I see you, America.

I remember the first time I heard someone use the N word. I was in high school and riding in a car with a friend. Suddenly another car cut him off and his response was to yell “Fucking nigger.” I was shocked. And I was confused. I grew up in a loving progressive home in which my mother, a lifelong teacher, opened our home to her racially diverse students that needed mentoring and needed kindness. I grew up in a home where my father, a pastor, worked at a church that believed in the unconditional love of Christ for all the world. Unconditional love for all the world, not just a select few believers. These were the pillars of my childhood. Rejoice in diversity. Help those in need. Love unconditionally. Then I heard that hateful word, spit violently by someone I thought was my friend. My world changed. My sheltered childhood abruptly and uncomfortably clashed suddenly with reality. It’s a moment I have never forgotten.

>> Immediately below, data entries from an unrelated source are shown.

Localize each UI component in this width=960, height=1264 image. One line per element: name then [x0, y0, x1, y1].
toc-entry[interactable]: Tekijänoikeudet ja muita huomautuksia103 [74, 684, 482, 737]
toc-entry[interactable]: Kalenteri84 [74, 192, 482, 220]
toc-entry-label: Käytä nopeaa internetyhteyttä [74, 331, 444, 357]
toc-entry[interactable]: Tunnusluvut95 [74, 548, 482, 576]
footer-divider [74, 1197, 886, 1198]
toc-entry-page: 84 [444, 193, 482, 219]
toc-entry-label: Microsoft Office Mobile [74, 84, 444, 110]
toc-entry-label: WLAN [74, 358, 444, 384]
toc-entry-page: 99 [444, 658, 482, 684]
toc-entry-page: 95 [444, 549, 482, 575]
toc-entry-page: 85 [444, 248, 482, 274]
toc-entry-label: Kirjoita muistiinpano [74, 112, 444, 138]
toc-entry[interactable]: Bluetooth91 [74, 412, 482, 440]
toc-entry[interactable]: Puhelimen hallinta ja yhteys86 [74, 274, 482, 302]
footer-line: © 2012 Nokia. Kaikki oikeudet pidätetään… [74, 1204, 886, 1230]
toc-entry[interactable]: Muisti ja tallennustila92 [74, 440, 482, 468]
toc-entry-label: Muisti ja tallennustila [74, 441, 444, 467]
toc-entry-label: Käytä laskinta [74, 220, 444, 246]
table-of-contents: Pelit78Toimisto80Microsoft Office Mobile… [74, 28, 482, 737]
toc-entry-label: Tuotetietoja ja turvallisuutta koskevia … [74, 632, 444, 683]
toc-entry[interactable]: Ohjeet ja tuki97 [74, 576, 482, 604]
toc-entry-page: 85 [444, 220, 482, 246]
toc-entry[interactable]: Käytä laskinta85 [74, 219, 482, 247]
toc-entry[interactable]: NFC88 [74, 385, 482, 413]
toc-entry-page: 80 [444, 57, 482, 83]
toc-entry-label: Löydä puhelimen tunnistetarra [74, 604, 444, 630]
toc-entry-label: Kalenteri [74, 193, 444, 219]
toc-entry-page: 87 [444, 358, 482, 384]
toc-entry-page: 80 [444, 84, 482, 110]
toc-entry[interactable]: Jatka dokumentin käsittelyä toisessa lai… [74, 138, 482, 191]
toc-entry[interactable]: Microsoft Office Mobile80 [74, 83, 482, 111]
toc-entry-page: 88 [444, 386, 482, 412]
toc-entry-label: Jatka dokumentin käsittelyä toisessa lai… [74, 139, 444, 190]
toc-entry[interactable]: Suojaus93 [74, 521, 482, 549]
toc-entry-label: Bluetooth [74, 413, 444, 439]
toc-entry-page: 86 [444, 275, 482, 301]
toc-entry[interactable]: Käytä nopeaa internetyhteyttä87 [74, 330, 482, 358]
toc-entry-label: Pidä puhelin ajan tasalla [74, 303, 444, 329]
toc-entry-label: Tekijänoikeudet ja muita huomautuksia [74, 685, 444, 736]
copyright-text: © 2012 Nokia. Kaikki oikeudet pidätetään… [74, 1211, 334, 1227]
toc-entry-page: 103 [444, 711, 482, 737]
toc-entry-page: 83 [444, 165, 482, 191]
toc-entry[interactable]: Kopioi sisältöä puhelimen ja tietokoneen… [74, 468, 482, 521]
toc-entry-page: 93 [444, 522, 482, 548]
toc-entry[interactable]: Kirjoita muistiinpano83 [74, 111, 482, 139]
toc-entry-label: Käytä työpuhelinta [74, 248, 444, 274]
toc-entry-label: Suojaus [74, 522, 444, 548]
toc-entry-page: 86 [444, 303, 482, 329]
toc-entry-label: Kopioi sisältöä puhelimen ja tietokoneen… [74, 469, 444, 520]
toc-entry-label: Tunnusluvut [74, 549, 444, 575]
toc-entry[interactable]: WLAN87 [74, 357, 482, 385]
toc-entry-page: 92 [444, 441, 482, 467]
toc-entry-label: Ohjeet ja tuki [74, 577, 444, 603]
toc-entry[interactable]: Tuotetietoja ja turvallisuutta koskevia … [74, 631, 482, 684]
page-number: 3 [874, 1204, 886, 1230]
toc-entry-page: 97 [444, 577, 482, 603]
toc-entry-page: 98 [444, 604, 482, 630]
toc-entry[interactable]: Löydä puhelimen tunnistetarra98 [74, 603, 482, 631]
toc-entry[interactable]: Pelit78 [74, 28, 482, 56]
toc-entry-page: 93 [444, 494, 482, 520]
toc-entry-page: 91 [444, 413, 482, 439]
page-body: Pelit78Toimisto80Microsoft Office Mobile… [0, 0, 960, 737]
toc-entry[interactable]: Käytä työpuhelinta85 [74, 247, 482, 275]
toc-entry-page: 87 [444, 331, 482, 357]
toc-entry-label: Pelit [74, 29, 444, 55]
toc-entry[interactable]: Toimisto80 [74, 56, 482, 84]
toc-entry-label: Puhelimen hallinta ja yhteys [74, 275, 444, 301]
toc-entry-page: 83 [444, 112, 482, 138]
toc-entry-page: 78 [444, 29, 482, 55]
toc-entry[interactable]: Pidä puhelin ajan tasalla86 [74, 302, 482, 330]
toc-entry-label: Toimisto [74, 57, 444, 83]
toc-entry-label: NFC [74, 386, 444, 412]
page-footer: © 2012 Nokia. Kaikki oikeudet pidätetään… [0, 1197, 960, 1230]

Now, here I am again. Shocked. Confused. The America in which I thought I lived is not what I believed it to be. And in my shock, I feel ashamed. Not ashamed of our country. I am ashamed of myself. Ashamed of my privileged, sheltered, naïve belief. Ashamed of my insulated ignorance. Of my selective attention to reality. Like the child I was growing up, I am a child again, riding in a car with hate, not understanding. Surprised by it. And afraid of it. What would my father say? I try to remember the things he taught me about unconditional love. But I can’t seem to find consolation. I reach out to my mother, who taught me to see past color and creed, and ask what to do. And her hopeful words still offer no consolation for me.

I am awash in distracted sadness. And everyone says it will pass. We’ll go back to business as usual. It won’t be that bad. But it’s too late. Too late for us. Too late for me. It has happened. The honest hatred of so many people has presented itself clearly and openly. You can’t go back from that. It changes you. It will change me. And I hope that it changes all of us. I hope that we can all see this country for what it is now. A divided, afraid, misinformed, impoverished, confused, defensive, addicted, malnourished nation. We need to own that. “When I was a child, I spoke as a child, I understood as a child, I thought as a child; but when I became an adult, I put away childish things.” Let’s NOT go back to business as usual. Let’s keep talking about this. Let’s keep voicing our opposition to hatred. Let’s teach our kids about it. Let’s stay angry. Let’s never go back to believing that intolerance isn’t really a thing anymore. I am sorry that I was naïve. I am so sorry that I was ignorant. But no longer am I either of those things. I see you America. I see you now. I offer no consolation here because there is none. Unconditional love? Help those in need? Those may have been pillars of my childhood, but they are not pillars of this country. And I’m afraid they never were.